The artistic and philosophical concepts of the Mingei Movement, founded in 1926, have had a profound impact on arts and crafts worldwide through the works and writings of its three central figures: Yanagi Soetsu, Bernard Leach and Hamada Shoji.
Much has been written about this intellectual and artistic movement, though controversial in some circles, its influence remains irrefutable. The purpose of this project is not to take sides in a debate, but to assemble and present this legacy of ideas on craftsmanship in moving picture form; to bring alive through films and interviews the period of discovery and development of the Mingei philosophy.
At the International Conference of Craftsmen in Pottery and Textiles at Dartington Hall, in the United Kingdom, (1952) Mingei’s founding member Yanagi Soetsu said:
“All movements of art tend to the pursuit of novelty, but the essence of beauty ought to exist in that which has been liberated from the distinction of the new and the old.

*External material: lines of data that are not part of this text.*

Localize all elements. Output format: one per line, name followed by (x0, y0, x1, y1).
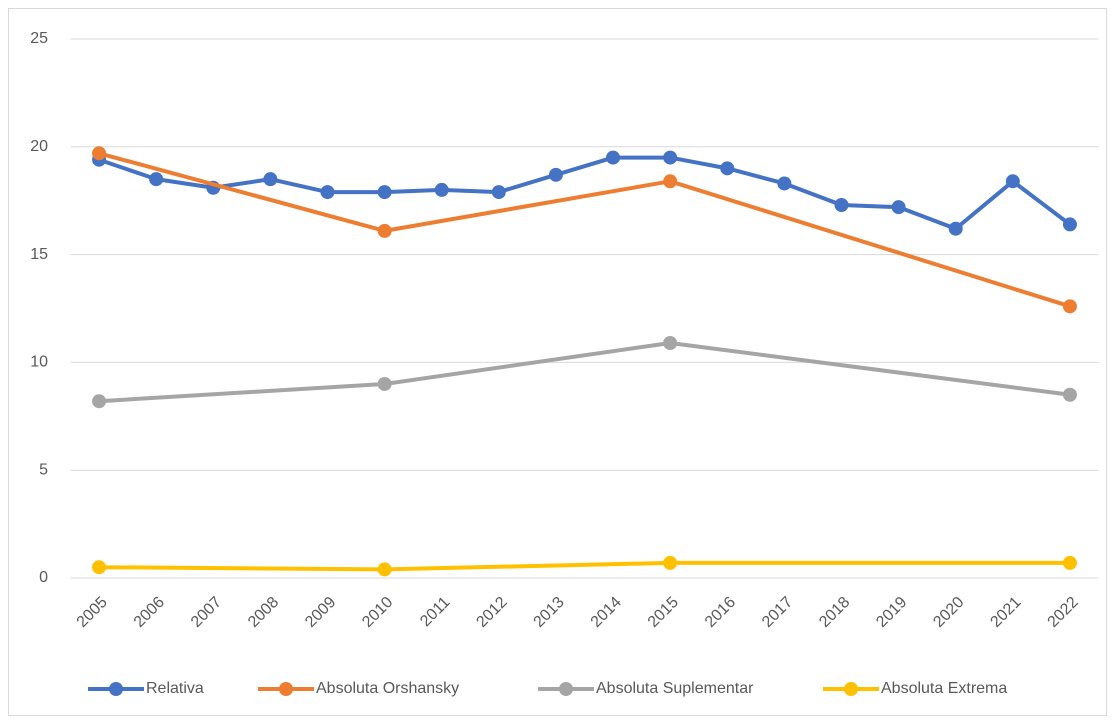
line-segment (725, 166, 787, 186)
marker (948, 221, 963, 236)
marker (92, 146, 107, 161)
marker (663, 335, 678, 350)
marker (1062, 387, 1077, 402)
marker (92, 394, 107, 409)
line-segment (382, 560, 673, 572)
marker (1062, 555, 1077, 570)
marker (663, 174, 678, 189)
series (92, 150, 1077, 236)
marker (1062, 217, 1077, 232)
line-segment (553, 155, 616, 177)
marker (1062, 299, 1077, 314)
y-tick-label: 20 (30, 138, 48, 155)
line-segment (382, 340, 673, 386)
line-segment (896, 205, 958, 231)
line-segment (496, 172, 558, 195)
legend-label: Absoluta Extrema (881, 680, 1007, 697)
line-segment (382, 179, 673, 233)
marker (663, 555, 678, 570)
legend-marker (109, 682, 123, 696)
marker (606, 150, 621, 165)
marker (491, 185, 506, 200)
line-segment (382, 187, 444, 195)
marker (1005, 174, 1020, 189)
marker (377, 562, 392, 577)
y-tick-label: 5 (39, 461, 48, 478)
marker (377, 223, 392, 238)
y-tick-label: 15 (30, 246, 48, 263)
y-tick-label: 0 (39, 569, 48, 586)
y-tick-label: 10 (30, 354, 48, 371)
marker (548, 167, 563, 182)
series (92, 335, 1077, 409)
marker (663, 150, 678, 165)
line-segment (154, 177, 216, 190)
marker (377, 376, 392, 391)
series (92, 555, 1077, 577)
line-segment (97, 565, 387, 572)
legend-label: Relativa (146, 680, 204, 697)
marker (377, 185, 392, 200)
line-segment (97, 151, 387, 233)
marker (720, 161, 735, 176)
line-segment (439, 187, 501, 195)
marker (92, 560, 107, 575)
legend-label: Absoluta Orshansky (316, 680, 459, 697)
line-segment (97, 381, 387, 404)
line-segment (668, 179, 1072, 309)
marker (320, 185, 335, 200)
marker (834, 198, 849, 213)
line-segment (668, 340, 1072, 397)
marker (777, 176, 792, 191)
marker (263, 172, 278, 187)
line-segment (782, 181, 844, 208)
legend-marker (559, 682, 573, 696)
legend-marker (279, 682, 293, 696)
line-segment (268, 177, 330, 195)
marker (434, 182, 449, 197)
line-segment (1010, 179, 1072, 227)
series (92, 146, 1077, 314)
legend-marker (844, 682, 858, 696)
marker (149, 172, 164, 187)
y-tick-label: 25 (30, 30, 48, 47)
line-segment (97, 157, 159, 182)
line-segment (953, 179, 1015, 231)
marker (891, 200, 906, 215)
legend-label: Absoluta Suplementar (596, 680, 754, 697)
line-segment (839, 203, 901, 210)
line-segment (668, 155, 730, 171)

Rather than attribute it to the personal ability of the potters, we are to conclude that their environments protected and assisted them. The long tradition behind them, the abundant natural resources, the repetition of work needed for producing in large numbers, the objective of making articles for daily use – all these factors collaborated to protect and develop their work….to the craftsman, tradition is the saviour and benefactor.

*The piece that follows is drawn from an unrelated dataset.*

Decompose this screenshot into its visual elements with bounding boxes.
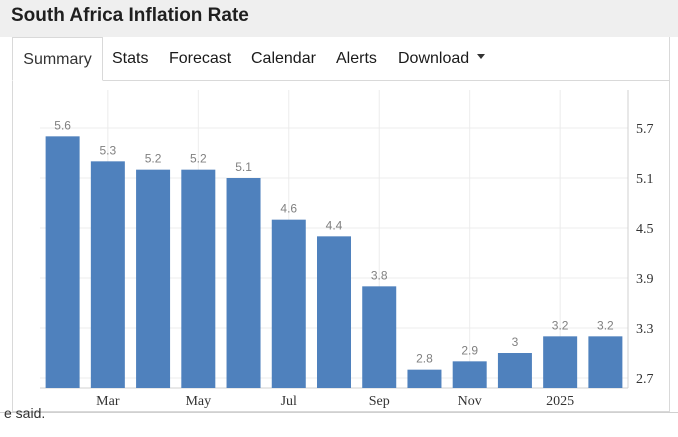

Will it not be possible to say that all beautiful work is the work done by work itself?”
At a UNESCO Conference in the 1960s called Potters Voices, East and West, Bernard Leach stated:
“…pottery was a vocation in which we sought truth of contemporary expression as artists and as craftsmen, inheriting traditions not only from our respective native backgrounds but also from the other side of the world….We saw new possibilities of shape, pattern and glaze in good traditions of hand craft still extant in Japan, mainly in the country potteries….. the background of Zen and Tea provided a highly developed perceptivity of truth and beauty, and there was no hard line between the arts and the crafts.”
Hamada Shoji wrote in Kogei Magazine (1931):
….the piece achieves its beauty irrespective of the conscious aims of the maker. Usually the craftsman sets out to produce a particular effect and is pleased or displeased with the final result, depending on how near the work comes to his original intention. In fact, the essence of the true quality of the work lies somewhere else, and his conscious efforts to achieve this quality make little difference.